Meu caro Dr. Raphael, foi justamente esse (o não saber a quem Vossa Senhoria se dirigia) o motivo que levou-me a, no intróito do meu comentário, fazer a necessária ressalva. O que houve, em realidade – e desde já lhe peço desculpas pela involuntária confusão –, foi que fiz um comentário (em CONJUR 06.01.11) sobre a Comissão da Verdade, no qual defendo a improcedência de argumentos que intentam sobrevalorizar os “crimes” cometidos pelo poder militar (de exceção), em relação àqueles cometidos pela milícias revolucionárias esquerdistas da época. Apenas isto. Sucede que o início do seu comentário encaixava à perfeição com minha exposição, fato que me levou a suspeitar que estivesse sendo indiretamente dirigido ao meu comentário. Quanto ao restante da minha exposição, nada há a reformular visto ser minha convicção solidamente assentada. Se exacerbei, novamente peço-lhe que me perdoe; não é do meu hábito agredir, seja da maneira que for, um semelhante. E sobre sua observação (esta sim, capciosa) colocando em dúvida minha condição de professor, não lhe devo explicações e tampouco solicitei que comprovasse sua condição de advogado. Não dependo da opinião dos outros para cumprir com meu sagrado labor de trazer cultura e educação àqueles que passaram por meus bancos universitários e que hoje contam com meu auxílio, como professor-orientador em cursos de mestrado e doutorado. Se, por acaso, Vossa Senhoria tiver alguma dúvida profissional a meu respeito, por favor, questione o Dr. Paulo Henrique M. de Oliveira, renomado criminalista de São Paulo, capital. Com todo respeito.
Perfeito, pois o lugar de terrorista e assassino de 4 inocentes é na cadeia. Quem tira a vida de um ser humano não pode estar aqui,livre, como nós que nunca matamos ninguém.
Nossa constituição é a expressão soberana de nosso Estado
de Direito. Se ela for desrespeitada, é a Nação que estará sendo desrespeitada! A Carta Magna estabelece que o Brasil PODERÁ conceder asilo a estrangeiros condenados em seus países de origem por cometimento de CRIMES POLÍTICOS. E ponto! O então Presidente Lulla confiou cegamnte no parecer de seu Ministro da Justiça - pois conhecemos perfeitamente suas imperfeições - ou encomendou o parecer, preferindo estremecer as relações diplomáticas com a Itália a entregar o criminoso comum Battisti que - por acaso - é militante esquerdista! Qualquer das alternativas humilha esta grande nação perante o resto do mundo!
O Barroso, no interesse de ir para o STF, sujou sua biografia ao criticar Peluso.

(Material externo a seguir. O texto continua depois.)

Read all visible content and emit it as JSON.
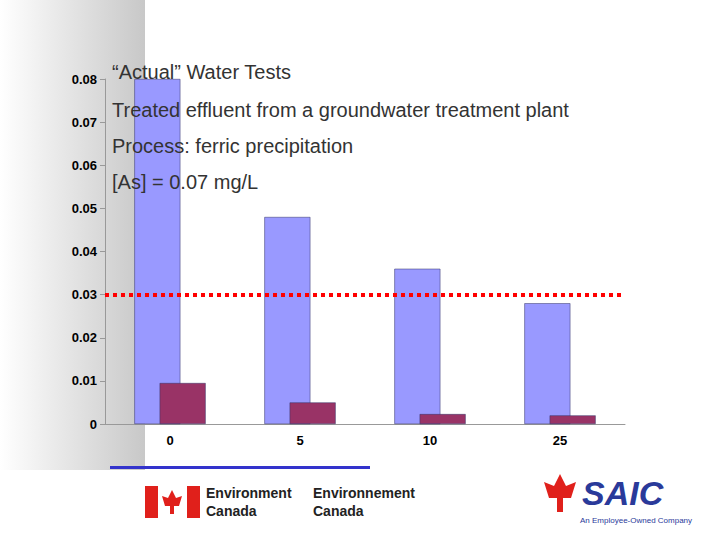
{
  "chart_data": {
    "type": "bar",
    "title": "“Actual” Water Tests",
    "subtitle": [
      "Treated effluent from a groundwater treatment plant",
      "Process: ferric precipitation",
      "[As] = 0.07 mg/L"
    ],
    "categories": [
      "0",
      "5",
      "10",
      "25"
    ],
    "series": [
      {
        "color": "#9999ff",
        "values": [
          0.08,
          0.048,
          0.036,
          0.028
        ]
      },
      {
        "color": "#993366",
        "values": [
          0.0095,
          0.005,
          0.0023,
          0.002
        ]
      }
    ],
    "reference_line": {
      "value": 0.026,
      "color": "#ff0000",
      "line_style": "dotted"
    },
    "ylim": [
      0,
      0.08
    ],
    "yticks": [
      0,
      0.01,
      0.02,
      0.03,
      0.04,
      0.05,
      0.06,
      0.07,
      0.08
    ],
    "grid": false,
    "annotations": [
      "Environment\nCanada",
      "Environnement\nCanada",
      "SAIC",
      "An Employee-Owned Company"
    ]
  }
}
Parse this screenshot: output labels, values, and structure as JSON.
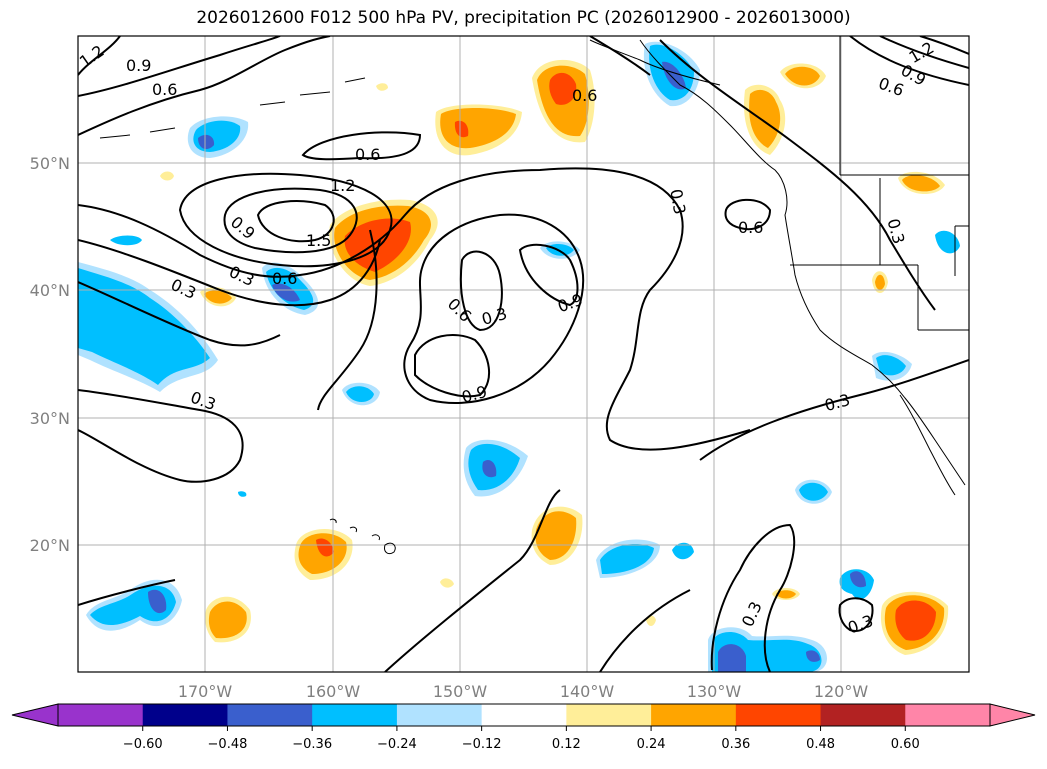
{
  "title": "2026012600 F012 500 hPa PV, precipitation PC (2026012900 - 2026013000)",
  "map": {
    "lat_labels": [
      "50°N",
      "40°N",
      "30°N",
      "20°N"
    ],
    "lon_labels": [
      "170°W",
      "160°W",
      "150°W",
      "140°W",
      "130°W",
      "120°W"
    ],
    "contour_labels": [
      "1.2",
      "0.9",
      "0.6",
      "0.6",
      "0.6",
      "1.2",
      "1.5",
      "0.9",
      "0.6",
      "0.3",
      "0.3",
      "0.6",
      "0.3",
      "0.9",
      "0.9",
      "0.3",
      "0.3",
      "0.6",
      "0.3",
      "0.3",
      "0.3",
      "0.9",
      "0.6",
      "1.2",
      "0.3"
    ]
  },
  "colorbar": {
    "ticks": [
      "−0.60",
      "−0.48",
      "−0.36",
      "−0.24",
      "−0.12",
      "0.12",
      "0.24",
      "0.36",
      "0.48",
      "0.60"
    ],
    "colors": {
      "under": "#9933cc",
      "bins": [
        "#9933cc",
        "#00008b",
        "#3a5fcd",
        "#00bfff",
        "#b0e2ff",
        "#ffffff",
        "#ffee99",
        "#ffa500",
        "#ff4500",
        "#b22222"
      ],
      "over": "#ff85a8"
    }
  },
  "colors": {
    "precip_pos_light": "#ffee99",
    "precip_pos_mid": "#ffa500",
    "precip_pos_strong": "#ff4500",
    "precip_neg_light": "#b0e2ff",
    "precip_neg_mid": "#00bfff",
    "precip_neg_strong": "#3a5fcd",
    "grid": "#b0b0b0",
    "contour": "#000000"
  }
}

Jogou para o LULA e para a DILMA. Sua chances de ser nomeado aumentaram.
Demonstrou entretanto não ser ética ao criticar a decisão judicial.
Ainda que não concorde com ela, jamais poderia falar da forma como falou.
Perdeu ponto... como diziamos antigamento, quando alguém pisa no tomate.
Como advoga pouco, ainda não aprendeu como se comportar.